One of the great beneficiaries were the hand weavers, because suddenly they went from being constrained by not getting enough yarn to weave cloth with, to having all the yarn they needed. Then wheel-turned power looms came in, and this is where we get the Luddites. So the original Luddites, who were hand weavers concerned about losing their jobs, were not ideologically opposed to technology. They were just self-interested people who rioted, broke looms, attacked plants, and were punished by the government. They were ironically the beneficiaries of an earlier generation of technological progress.
What lessons should we draw from the story of the Luddites?

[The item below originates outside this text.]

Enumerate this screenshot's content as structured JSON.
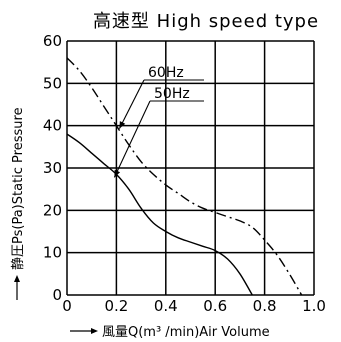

The lesson I take from that is, first of all, we, as a society, as a world, get better off when we allow these things to proceed. That’s number one. Number two: There are disruptions and to the degree that we can mitigate the disruptions for individuals, buy them off, so to speak, we probably should do that. And the third thing is Friedrich Hayek’s old idea of merit versus value. That the fact that something is valued in the marketplace at a given time is strictly a matter—he even put it this way—of supply and demand. And it doesn’t say anything about your merit as a human being, and we often conflate those two things. People feel they’re disrespected, and also people who are riding high, like tech people, think they’re better than everybody else. That arrogance helps trigger some of the pushback. So yeah, it’s a struggle that goes back at least to the 18th century. But if you take the long view, you get what Deirdre McCloskey calls “the Great Enrichment,” which is not only a single leap in technology, but a continuous building of both incremental and macro inventions that make everyone better off.
James Pethokoukis is the Dewitt Wallace Fellow at the American Enterprise Institute, where he writes and edits the AEIdeas blog and hosts a weekly podcast, “Political Economy with James Pethokoukis.” Virginia Postrel is an author, Bloomberg Opinion columnist, and visiting fellow at the Smith Institute for Political Economy and Philosophy at Chapman University. Her latest book is The Fabric of Civilization: How Textiles Made the World.